Pulmonary vascular remodeling (PVR) is the main characteristic lesion of ascites syndrome (AS) in broilers. JAZF1 plays an important role in PVR, but there is no study on its protein function and structure. In this study, the physical and chemical properties, hydrophilicity/hydrophobicity and transmembrane domain, phosphorylation site and glycosylation site, subcellular localization and signal peptide, secondary and tertiary structure, antigen peptide and conserved domain and phylogenetic relationship of JAZF1 protein were predicted online by bioinformatics tools.
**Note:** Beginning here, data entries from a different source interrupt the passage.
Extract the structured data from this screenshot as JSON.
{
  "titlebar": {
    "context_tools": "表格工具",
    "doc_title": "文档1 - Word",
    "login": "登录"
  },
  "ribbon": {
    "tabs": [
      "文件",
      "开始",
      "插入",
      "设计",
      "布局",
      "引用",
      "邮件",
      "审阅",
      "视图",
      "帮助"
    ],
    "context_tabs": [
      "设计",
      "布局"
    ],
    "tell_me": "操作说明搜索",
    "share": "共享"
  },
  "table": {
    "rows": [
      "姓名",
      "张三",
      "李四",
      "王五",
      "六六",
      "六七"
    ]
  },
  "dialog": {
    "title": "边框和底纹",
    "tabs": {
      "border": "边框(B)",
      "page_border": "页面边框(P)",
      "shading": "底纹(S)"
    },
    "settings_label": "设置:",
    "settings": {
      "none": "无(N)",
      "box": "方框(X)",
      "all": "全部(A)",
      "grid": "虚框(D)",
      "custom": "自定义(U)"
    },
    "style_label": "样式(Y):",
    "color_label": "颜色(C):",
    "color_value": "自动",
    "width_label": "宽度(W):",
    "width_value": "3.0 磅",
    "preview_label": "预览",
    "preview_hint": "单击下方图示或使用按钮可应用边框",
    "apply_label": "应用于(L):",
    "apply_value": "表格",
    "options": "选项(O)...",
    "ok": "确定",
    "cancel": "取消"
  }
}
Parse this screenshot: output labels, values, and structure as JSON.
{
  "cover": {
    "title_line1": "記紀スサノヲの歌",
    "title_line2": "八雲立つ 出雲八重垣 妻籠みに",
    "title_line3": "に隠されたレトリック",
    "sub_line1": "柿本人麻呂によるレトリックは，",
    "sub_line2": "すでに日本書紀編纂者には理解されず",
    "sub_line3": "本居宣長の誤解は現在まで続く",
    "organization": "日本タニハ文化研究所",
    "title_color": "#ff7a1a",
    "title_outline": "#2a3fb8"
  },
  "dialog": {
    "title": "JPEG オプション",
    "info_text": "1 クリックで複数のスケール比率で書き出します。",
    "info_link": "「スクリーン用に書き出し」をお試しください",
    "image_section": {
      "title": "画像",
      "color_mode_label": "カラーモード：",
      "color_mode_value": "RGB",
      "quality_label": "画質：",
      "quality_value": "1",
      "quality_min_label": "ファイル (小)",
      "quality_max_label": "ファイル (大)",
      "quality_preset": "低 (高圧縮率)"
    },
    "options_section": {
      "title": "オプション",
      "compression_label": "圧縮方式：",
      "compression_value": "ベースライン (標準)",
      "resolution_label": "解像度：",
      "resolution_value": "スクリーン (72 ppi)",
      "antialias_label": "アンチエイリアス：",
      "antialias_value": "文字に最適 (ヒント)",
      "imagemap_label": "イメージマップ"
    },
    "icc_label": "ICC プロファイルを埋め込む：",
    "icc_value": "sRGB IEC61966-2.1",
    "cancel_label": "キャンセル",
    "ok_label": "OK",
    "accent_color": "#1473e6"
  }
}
The results showed that the number of amino acids of JAZF1 was 243aa, the theoretical isoelectric point was 8.63, the instability index was 58.1, and the average coefficient of hydrophilicity was -0.674. It was found to be a hydrophilic protein having 35 phosphorylation sites and a N-glycosylation site with no transmembrane domain. The protein is expressed in the nucleus, there is no signal peptide distribution in the whole sequence and the secondary structure is mainly composed of random coil and α- helix. There were 7 B cell epitopes, 7 conserved domains and compared with other birds, JAZF1 is 95.61% similar. In summary, from the analysis we came to conclude that the amino acid sequence 64-80aa, 91-108aa, 136-151aa and 179-187aa can be selected as antigen sites and among which 136-151aa may be the best. This study lays a good foundation for follow-up experiments, which then provides powerful conditions for pathological detection of pulmonary vascular remodeling and gene drug therapy of ascites syndrome in broilers.